In some cases, the valves were dirty, and in one instance, the discharge air setpoint for the AHU had been set to an unobtainable low setpoint. But this was automatically adjusted when the Delta T Manager was turned on." Another example found that the old pneumatic valve on one AHU had been operating at a Delta T of about 6° - 7°F. When replaced with the Belimo Energy Valve, the Delta-T improved to 8° - 10°F. "A benefit was in smart mode; we didn't even have to look at the data. The problems corrected themselves", added Dempster. Figure 1 shows the performance of a single AHU at the facility using the Energy Valve and illustrates how the Delta-T Manager significantly improved its efficiency.
Operating Mode Comparison Example
The gray data points show how the valve performed using standard position control. In this mode, the Delta-T Manager is not enabled, and the valve is essentially operating as a conventional control valve. The orange data points stated "Flow Control" show how the valve performed using independent flow control. The orange data points stated "Delta T Manager" show how the Energy Valve performed with the Delta-T Manager enabled. By examining the graph, when the Delta-T Manager was enabled, the Energy Valve used roughly 2.5 times less water to achieve 60 tons of cooling capacity than when it was mimicking a conventional control valve. Delta T also increased from approximately 6°F in conventional control mode to 15°F using the Delta-T Manager.
Ben Erpelding, Chief Technology Officer at Optimum Energy, analyzed the data collected during the pilot program. He explained in some cases, the Belimo Energy Valve yielded tremendous energy and cost-saving a potential $1.5 million annually. The real lesson was how the valve could be used as a preventative maintenance tool and its importance in creating long-term sustainability. "In our industry, it's not only about what we can get right when the system is first installed," said Erpelding, "it's whether we can maintain it at peak performance in the years between commissioning and retro-commissioning." Once brought online, the Belimo Energy Valve becomes part of the "Internet of Things (IoT)." In addition to allowing facility managers to see what's happening in real-time, the Energy Valve accurately and continuously records more than 40 different data points and plots the data over 13 months. Managers can monitor trends and pinpoint when a problem occurs and when it self-corrects.

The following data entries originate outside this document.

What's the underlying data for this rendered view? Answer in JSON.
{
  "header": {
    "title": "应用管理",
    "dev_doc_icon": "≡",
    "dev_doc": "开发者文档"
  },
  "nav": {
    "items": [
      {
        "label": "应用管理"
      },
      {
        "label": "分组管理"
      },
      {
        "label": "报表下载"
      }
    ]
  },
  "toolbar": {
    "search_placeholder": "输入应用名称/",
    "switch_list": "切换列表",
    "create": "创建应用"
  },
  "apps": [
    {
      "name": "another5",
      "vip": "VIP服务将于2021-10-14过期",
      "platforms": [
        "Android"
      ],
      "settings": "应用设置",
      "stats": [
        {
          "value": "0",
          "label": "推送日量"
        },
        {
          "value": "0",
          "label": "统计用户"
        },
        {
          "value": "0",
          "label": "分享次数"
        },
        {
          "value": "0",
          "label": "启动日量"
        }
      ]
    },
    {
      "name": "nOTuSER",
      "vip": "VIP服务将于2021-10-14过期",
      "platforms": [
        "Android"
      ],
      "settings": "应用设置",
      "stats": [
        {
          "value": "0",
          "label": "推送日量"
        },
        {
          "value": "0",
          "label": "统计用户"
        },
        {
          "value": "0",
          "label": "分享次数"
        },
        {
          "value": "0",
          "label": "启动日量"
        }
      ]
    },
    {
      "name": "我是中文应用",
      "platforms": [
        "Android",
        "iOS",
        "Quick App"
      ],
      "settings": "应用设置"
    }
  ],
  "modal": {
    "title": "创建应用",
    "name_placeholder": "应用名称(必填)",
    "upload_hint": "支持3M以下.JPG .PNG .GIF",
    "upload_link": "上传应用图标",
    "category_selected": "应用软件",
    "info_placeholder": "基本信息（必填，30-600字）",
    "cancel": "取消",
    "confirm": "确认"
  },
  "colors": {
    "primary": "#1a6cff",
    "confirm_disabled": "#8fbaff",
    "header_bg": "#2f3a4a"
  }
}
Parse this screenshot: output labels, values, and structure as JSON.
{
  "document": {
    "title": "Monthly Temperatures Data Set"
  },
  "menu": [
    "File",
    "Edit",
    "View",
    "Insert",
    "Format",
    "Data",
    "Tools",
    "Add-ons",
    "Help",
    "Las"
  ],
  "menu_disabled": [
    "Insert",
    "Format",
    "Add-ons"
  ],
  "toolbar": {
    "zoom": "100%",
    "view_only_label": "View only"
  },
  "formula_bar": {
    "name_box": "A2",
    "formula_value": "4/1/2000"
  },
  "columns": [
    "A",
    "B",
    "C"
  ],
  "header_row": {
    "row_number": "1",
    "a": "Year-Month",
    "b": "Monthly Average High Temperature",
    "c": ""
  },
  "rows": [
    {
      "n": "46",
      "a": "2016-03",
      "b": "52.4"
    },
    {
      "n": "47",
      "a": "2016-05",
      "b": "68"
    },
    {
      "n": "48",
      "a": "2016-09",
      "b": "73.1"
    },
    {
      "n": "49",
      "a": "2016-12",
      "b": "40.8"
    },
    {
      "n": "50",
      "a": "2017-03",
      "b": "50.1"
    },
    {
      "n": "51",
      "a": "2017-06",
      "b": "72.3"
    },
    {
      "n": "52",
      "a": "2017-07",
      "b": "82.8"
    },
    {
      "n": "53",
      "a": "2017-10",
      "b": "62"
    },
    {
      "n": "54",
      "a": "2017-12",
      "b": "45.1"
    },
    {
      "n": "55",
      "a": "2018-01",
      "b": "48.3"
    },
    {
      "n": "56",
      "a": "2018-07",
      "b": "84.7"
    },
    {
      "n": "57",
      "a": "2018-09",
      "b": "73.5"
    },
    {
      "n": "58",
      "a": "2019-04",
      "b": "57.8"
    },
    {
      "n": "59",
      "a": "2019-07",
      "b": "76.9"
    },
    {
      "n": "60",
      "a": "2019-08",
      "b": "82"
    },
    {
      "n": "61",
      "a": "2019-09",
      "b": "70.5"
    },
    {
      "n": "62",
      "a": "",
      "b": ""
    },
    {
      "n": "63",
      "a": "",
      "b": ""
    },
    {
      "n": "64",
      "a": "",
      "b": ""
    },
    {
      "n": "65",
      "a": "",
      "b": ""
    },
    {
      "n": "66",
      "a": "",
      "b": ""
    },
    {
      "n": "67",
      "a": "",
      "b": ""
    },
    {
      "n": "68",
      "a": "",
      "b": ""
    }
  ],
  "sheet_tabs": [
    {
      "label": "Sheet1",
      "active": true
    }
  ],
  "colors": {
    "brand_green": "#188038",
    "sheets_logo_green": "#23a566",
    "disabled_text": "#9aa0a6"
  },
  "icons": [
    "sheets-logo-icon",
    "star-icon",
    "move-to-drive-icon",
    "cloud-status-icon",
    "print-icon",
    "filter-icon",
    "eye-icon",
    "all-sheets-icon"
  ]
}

Optimum Energy's pilot program involved retrofitting an existing data center building; Erpelding believes the Belimo Energy Valve also has serious potential in the new construction market. "By installing the valve in new buildings, proof that systems are working as intended is available at systems start-up. The guesswork is taken out of the commissioning process. Engineers and building owners see first-hand that temperature, water flow, Delta-T, and other parameters are set to their intended points. It completely aligns with the thrust toward monitoring-based commissioning." For Erpelding and Dempster, the future of the HVAC industry is about more than reacting to problems when they occur, no matter how quickly; it's about seeing problems coming before they impact system efficiency or occupant comfort.